SlurmBestPractices

From neicext
Jump to navigation Jump to search


This page contains advice and best practices on how to run and configure Slurm as the LRMS for an NDGF T1 site, gathered from Slurm experts at the Nordic Tier 1 sites.


SLURM configuration tips and tricks

Slides from HEPIX: here


Memory

Slurm operates with a set of different memory measurements:

  • VSS: Virtual Set Size. The size of the total accessible address space for the process.
  • RSS: Resident Set Size. Total size of data held in RAM. It does not include pages that are swapped out, but does include shared memory.
  • PSS: Proportional Set Size. Similar to RSS, but size of shared memory is split between the sharing processes
  • USS: User Set Size. Like RSS, but only takes the process private data into consideration.

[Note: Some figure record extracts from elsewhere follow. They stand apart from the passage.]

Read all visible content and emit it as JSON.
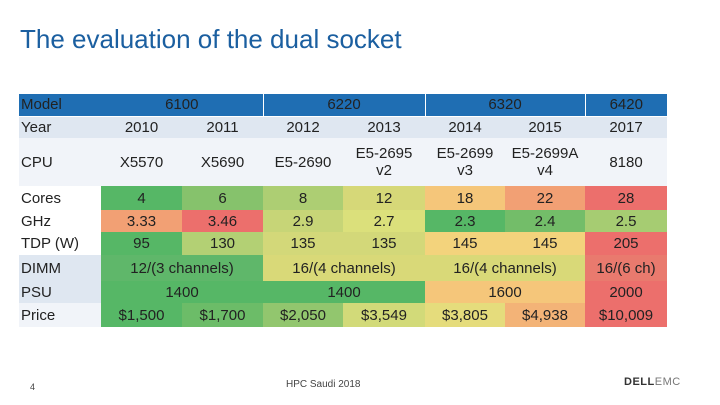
{
  "title": "The evaluation of the dual socket",
  "table": {
    "header": {
      "label": "Model",
      "groups": [
        "6100",
        "6220",
        "6320",
        "6420"
      ]
    },
    "year": {
      "label": "Year",
      "values": [
        "2010",
        "2011",
        "2012",
        "2013",
        "2014",
        "2015",
        "2017"
      ]
    },
    "cpu": {
      "label": "CPU",
      "values": [
        {
          "l1": "X5570",
          "l2": ""
        },
        {
          "l1": "X5690",
          "l2": ""
        },
        {
          "l1": "E5-2690",
          "l2": ""
        },
        {
          "l1": "E5-2695",
          "l2": "v2"
        },
        {
          "l1": "E5-2699",
          "l2": "v3"
        },
        {
          "l1": "E5-2699A",
          "l2": "v4"
        },
        {
          "l1": "8180",
          "l2": ""
        }
      ]
    },
    "cores": {
      "label": "Cores",
      "values": [
        "4",
        "6",
        "8",
        "12",
        "18",
        "22",
        "28"
      ]
    },
    "ghz": {
      "label": "GHz",
      "values": [
        "3.33",
        "3.46",
        "2.9",
        "2.7",
        "2.3",
        "2.4",
        "2.5"
      ]
    },
    "tdp": {
      "label": "TDP (W)",
      "values": [
        "95",
        "130",
        "135",
        "135",
        "145",
        "145",
        "205"
      ]
    },
    "dimm": {
      "label": "DIMM",
      "values": [
        "12/(3 channels)",
        "16/(4 channels)",
        "16/(4 channels)",
        "16/(6 ch)"
      ]
    },
    "psu": {
      "label": "PSU",
      "values": [
        "1400",
        "1400",
        "1600",
        "2000"
      ]
    },
    "price": {
      "label": "Price",
      "values": [
        "$1,500",
        "$1,700",
        "$2,050",
        "$3,549",
        "$3,805",
        "$4,938",
        "$10,009"
      ]
    }
  },
  "colors": {
    "cores": [
      "#56b766",
      "#86c26c",
      "#adce73",
      "#d6d878",
      "#f5c67a",
      "#f2a074",
      "#ec6f6c"
    ],
    "ghz": [
      "#f2a074",
      "#ec6f6c",
      "#c7d577",
      "#dbe07b",
      "#56b766",
      "#73bd69",
      "#a6cc72"
    ],
    "tdp": [
      "#56b766",
      "#b3d074",
      "#d3d879",
      "#d3d879",
      "#f3d37c",
      "#f3d37c",
      "#ec6f6c"
    ],
    "dimm": [
      "#5fb76a",
      "#d9d978",
      "#d9d978",
      "#e97a6e"
    ],
    "psu": [
      "#56b766",
      "#56b766",
      "#f5c67a",
      "#ec6f6c"
    ],
    "price": [
      "#56b766",
      "#6cbc68",
      "#92c66e",
      "#d2da79",
      "#e5dc7c",
      "#f3b377",
      "#ec6f6c"
    ]
  },
  "footer": {
    "page_number": "4",
    "center_text": "HPC Saudi 2018",
    "logo_a": "DELL",
    "logo_b": "EMC"
  }
}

Slurm uses RSS to gauge memory limits even when you use cgroups. This is a problem for Atlas multicore jobs. They load a lot of data that is shared between the processes and get killed, even though they are actually not using more memory than the limit. Slurm should include the option to use PSS instead from version 15.08.

Backfill

Slurm is a strict scheduler. The backfill scheduler is cancelled on almost any state change (new job submitted, node change, etc.). This can be problematic on large cluster with events practically continuous. An option is to only cancel the backfill scheduler on a few or one state change e.g. job ending.